- O presidente do Irão, Masoud Pezeshkian, pediu desculpas pelos ataques contra países vizinhos, mas as ações da Guarda Revolucionária continuam a acontecer.
- Uma torre no Kuwait acordou em chamas durante a madrugada e uma central de dessalinização no Bahrein também foi atingida.
- O ministro dos Negócios Estrangeiros do Irão, Abbas Araghchi, disse que o gesto de Pezeshkian foi bloqueado por Donald Trump, que o qualificou de rendição e prometeu mais ataques.
- A coligação israelo-americana atingiu alvos em Teerão, incluindo um depósito de petróleo no sul da capital.

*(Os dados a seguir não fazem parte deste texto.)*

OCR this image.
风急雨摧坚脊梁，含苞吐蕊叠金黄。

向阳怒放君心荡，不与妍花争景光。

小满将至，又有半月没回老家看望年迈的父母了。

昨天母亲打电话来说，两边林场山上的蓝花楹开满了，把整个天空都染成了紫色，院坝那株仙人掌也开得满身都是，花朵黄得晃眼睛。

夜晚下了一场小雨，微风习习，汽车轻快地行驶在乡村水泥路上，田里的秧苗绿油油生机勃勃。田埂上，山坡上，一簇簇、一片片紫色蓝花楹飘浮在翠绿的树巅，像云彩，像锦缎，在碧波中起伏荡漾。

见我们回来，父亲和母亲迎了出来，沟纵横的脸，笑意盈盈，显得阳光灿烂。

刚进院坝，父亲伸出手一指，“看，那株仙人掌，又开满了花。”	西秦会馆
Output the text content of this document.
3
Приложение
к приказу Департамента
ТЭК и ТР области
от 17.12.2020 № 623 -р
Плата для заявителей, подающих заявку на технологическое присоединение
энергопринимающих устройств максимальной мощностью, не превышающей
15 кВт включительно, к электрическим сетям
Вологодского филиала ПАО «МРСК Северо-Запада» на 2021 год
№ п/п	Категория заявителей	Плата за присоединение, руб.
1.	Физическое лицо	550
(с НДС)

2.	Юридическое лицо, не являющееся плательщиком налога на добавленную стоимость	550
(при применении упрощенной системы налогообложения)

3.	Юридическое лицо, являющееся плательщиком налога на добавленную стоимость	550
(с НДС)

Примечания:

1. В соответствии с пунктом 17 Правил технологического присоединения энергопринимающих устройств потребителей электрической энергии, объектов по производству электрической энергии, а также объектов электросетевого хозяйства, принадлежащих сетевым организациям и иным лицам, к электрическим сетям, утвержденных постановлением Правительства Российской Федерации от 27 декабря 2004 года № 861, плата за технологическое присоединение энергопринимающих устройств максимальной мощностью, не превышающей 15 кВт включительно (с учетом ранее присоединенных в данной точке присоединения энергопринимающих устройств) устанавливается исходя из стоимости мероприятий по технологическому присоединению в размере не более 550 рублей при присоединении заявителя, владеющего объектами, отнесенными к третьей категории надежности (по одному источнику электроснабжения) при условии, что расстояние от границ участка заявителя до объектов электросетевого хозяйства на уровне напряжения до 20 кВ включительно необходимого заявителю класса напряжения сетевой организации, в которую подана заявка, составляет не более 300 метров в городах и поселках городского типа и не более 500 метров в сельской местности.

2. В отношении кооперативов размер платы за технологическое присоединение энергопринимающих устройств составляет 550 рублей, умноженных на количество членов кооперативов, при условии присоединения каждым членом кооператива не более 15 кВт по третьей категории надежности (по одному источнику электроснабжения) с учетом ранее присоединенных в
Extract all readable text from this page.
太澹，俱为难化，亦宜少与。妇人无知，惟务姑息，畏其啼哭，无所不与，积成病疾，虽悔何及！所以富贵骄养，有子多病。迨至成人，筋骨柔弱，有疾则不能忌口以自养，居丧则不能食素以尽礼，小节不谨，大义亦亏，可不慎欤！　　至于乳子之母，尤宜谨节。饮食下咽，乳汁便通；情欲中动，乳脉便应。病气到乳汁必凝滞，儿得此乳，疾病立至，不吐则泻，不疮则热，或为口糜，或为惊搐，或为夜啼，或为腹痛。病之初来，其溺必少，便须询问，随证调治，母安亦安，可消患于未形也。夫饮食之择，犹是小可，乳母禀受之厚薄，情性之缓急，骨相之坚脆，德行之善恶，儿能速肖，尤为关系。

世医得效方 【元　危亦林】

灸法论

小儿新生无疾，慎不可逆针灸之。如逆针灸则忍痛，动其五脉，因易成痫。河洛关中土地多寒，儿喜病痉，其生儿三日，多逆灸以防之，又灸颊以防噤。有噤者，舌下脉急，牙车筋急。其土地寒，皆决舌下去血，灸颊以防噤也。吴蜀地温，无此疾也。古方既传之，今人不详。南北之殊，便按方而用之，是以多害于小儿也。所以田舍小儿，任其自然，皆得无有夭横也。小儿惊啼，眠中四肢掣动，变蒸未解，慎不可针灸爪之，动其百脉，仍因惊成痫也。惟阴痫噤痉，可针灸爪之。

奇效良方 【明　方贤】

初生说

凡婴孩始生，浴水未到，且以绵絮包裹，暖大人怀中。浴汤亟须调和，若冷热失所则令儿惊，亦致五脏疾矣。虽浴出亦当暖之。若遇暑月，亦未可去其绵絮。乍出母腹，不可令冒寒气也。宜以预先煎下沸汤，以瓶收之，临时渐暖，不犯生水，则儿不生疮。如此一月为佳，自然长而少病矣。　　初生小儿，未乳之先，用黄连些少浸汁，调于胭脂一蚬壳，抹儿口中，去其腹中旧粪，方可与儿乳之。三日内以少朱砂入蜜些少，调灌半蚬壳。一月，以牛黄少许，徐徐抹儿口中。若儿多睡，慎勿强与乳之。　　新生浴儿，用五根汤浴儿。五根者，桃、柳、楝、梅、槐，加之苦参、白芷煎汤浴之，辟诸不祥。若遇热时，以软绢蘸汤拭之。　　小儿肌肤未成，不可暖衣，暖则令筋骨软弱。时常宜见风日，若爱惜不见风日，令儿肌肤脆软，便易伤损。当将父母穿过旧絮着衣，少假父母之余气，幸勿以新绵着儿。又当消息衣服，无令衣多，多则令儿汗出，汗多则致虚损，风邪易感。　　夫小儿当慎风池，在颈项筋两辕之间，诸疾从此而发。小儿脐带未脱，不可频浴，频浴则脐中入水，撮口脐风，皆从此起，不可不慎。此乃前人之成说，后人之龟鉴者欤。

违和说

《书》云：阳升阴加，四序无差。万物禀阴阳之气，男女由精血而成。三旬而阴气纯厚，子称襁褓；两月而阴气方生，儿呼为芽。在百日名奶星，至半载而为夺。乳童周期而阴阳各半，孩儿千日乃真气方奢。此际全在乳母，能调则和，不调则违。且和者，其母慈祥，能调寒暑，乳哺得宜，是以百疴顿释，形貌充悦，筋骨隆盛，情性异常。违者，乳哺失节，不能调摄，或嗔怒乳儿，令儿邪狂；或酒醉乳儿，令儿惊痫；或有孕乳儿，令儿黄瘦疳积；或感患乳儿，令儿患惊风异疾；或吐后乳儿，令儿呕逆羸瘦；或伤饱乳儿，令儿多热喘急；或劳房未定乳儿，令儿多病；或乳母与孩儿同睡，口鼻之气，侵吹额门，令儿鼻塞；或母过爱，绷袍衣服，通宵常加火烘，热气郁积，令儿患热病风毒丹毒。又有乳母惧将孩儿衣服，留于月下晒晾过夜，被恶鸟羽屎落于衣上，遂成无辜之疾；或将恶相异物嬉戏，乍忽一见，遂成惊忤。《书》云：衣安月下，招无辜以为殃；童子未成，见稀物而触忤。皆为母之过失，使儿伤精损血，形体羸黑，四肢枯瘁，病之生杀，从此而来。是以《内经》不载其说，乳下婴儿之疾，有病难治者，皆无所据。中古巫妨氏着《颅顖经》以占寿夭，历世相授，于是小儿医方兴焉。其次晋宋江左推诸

- A escala do conflito: está a acorrer em 16 países, com 1.200 mortos no Irão e várias centenas no Líbano, enquanto a Euronews continua a acompanhar os desenvolvimentos no Médio Oriente.
O que aconteceu: uma torre no Kuwait pegou fogo durante a madrugada, em meio a ataques aéreos que continuam na região. Paralelamente, uma central de dessalinização no Bahrein foi atingida, segundo imagens de monitorização.
Quem está envolvido e quando: o incidente ocorre num contexto de confrontos entre forças iranianas e alianças ocidentais. O Presidente iraniano, Masoud Pezeshkian, pediu desculpas pelos ataques, mas o fogo persiste. Menções à Guarda Revolucionária indicam a autonomia de decisão sobre alvos.
Onde e porquê: o fogo no Kuwait acontece num cenário de tensão entre o Irão e países vizinhos, com resposta de coligações israelo-americanas que também atingem alvos em Teerão, incluindo um depósito de petróleo no sul da capital.
Desdobramentos regionais
A coligação liderada pelos EUA e Israel afirma atacar alvos iranianos para, alegadamente, conter ações militares. O Irão enfrenta pressões diplomáticas internas, com o debate entre o presidente e a Guarda Revolucionária sobre a titularidade de decisões.
Equilíbrio político interno
Pezeshkian, que integra um conselho de liderança após a morte de Khamenei, vê-se numa posição crítica, com a Guarda Revolucionária a manter capacidades estratégicas sob controlo direto. O tom do debate público permanece tenso.
Perímetro humano e econômico
A ofensiva já afeta 16 países, com o balanço de mortos estimado em 1.200 no Irão e inúmeras vítimas no Líbano, onde o Hezbollah enfrenta ações israelitas. A escalada complicou esforços de mediação internacional.
Acompanhamento jornalístico
Os jornalistas da Euronews continuam a acompanhar o desenrolar dos acontecimentos no Médio Oriente, nove dias após o início dos ataques aéreos envolvendo EUA e Israel contra o Irão.